Climate change already affecting water supplies in the Western U.S.

Climate change already affecting water supplies in the Western U.S.
December 11, 2007

Climate change is already impacting water supplies in the western United States and is likely to reducer carbon sequestration by regional ecosystems, reports research presented at the fall meeting of the American Geophysical Union in San Francisco.

A study led by researchers at Scripps Institution of Oceanography reports that “trends in snowpack, river runoff, and air temperatures — three fundamental indicators of the status of the West’s hydrological cycle — point to a decline in the region’s most valuable natural resource, water, as population and demand grows in the West.”

The scientists, led by marine physicist Tim Barnett, say that observed changes are correlated to the climate impacts of human activity.

The models “portend a crisis,” said Barnett. “After the performance on the last 50 years of observations, we can put high confidence in their general predictions for the next 20 years, at least in the western United States.”

Meanwhile a second study by NASA scientists warns that warming air temperatures forecast under future climate scenarios, show that ecosystems in the Western United States could “experience large carbon losses to the atmosphere and tree growth decline.” The losses are expected to be widespread.

The scientists, led by Christopher Potter, say that carbon losses could be 10 percent of the total green plant production annually at many sites.

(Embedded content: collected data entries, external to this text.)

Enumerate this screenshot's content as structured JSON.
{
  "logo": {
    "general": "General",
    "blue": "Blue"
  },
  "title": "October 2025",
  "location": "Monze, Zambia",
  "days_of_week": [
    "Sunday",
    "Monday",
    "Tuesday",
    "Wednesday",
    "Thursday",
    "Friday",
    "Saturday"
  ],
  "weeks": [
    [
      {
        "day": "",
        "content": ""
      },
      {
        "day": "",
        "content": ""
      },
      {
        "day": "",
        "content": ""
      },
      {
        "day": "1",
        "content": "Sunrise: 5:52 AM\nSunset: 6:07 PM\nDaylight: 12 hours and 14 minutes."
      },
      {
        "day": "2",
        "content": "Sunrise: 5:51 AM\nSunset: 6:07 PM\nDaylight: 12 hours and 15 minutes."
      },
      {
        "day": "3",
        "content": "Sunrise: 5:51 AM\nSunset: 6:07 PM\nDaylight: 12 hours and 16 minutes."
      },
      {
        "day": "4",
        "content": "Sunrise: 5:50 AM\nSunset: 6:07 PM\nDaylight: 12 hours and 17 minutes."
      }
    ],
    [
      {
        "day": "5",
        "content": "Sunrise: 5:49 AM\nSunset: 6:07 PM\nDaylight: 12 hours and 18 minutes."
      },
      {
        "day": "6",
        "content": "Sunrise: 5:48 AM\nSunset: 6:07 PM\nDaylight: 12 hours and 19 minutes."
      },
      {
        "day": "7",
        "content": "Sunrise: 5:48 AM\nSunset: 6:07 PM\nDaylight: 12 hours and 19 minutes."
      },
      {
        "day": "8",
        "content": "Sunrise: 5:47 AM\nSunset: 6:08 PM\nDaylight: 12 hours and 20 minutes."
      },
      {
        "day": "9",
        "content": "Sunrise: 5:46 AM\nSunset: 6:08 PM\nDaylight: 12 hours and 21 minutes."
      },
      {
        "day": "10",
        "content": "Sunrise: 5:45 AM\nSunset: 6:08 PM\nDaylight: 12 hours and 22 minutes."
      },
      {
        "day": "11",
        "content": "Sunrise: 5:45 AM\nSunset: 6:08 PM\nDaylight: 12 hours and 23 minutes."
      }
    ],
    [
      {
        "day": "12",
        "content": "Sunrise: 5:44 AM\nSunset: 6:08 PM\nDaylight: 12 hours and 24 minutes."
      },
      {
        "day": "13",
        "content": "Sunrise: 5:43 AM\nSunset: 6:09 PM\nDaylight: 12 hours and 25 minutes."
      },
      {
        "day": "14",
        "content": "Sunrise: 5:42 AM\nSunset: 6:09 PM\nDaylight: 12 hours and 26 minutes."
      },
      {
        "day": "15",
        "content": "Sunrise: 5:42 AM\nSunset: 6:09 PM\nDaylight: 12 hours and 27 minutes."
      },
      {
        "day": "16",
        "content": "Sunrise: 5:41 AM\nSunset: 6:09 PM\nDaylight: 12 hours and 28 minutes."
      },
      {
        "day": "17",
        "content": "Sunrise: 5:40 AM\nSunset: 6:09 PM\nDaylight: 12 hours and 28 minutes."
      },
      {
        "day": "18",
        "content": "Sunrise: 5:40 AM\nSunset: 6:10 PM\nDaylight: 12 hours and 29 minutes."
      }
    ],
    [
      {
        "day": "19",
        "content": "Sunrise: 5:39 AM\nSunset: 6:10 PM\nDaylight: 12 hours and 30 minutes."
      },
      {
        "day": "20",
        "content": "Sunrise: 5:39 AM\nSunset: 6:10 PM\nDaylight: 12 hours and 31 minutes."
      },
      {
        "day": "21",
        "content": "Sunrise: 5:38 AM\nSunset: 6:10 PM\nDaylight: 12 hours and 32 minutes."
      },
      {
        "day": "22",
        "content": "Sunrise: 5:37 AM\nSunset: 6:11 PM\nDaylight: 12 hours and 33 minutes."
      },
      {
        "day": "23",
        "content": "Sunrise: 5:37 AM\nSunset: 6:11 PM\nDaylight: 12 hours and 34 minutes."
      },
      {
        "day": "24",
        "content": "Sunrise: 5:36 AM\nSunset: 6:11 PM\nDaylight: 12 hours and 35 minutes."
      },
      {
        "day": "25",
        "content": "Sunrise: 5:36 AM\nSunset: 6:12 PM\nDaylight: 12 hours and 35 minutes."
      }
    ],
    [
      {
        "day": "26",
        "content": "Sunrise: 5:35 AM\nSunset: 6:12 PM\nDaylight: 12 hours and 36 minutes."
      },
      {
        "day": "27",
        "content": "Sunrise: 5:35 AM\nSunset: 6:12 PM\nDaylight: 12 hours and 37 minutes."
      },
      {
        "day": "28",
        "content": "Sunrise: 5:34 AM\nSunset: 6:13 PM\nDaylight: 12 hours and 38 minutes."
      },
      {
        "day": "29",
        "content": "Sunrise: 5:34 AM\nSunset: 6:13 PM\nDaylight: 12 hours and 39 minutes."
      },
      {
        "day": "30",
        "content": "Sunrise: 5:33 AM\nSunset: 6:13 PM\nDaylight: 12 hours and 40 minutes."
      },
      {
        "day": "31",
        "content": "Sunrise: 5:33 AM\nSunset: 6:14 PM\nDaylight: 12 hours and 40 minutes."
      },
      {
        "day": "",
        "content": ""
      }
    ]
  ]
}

“We conducted this research because the influences of climate change on carbon held in ecosystem vegetation and soils — an important mechanism for offsetting fossil fuel carbon emissions — are not well understood, making projections in a changing climate quite uncertain,” said Potter. “We cannot say yet with certainty what the ecosystem carbon effects will be on climate regionally, but we do know that land areas anywhere in the world that do not consistently sequester and store carbon over several decades will add notably to the already increasing atmospheric carbon dioxide from fossil fuel burning, which is the main human factor contributing to global warming.”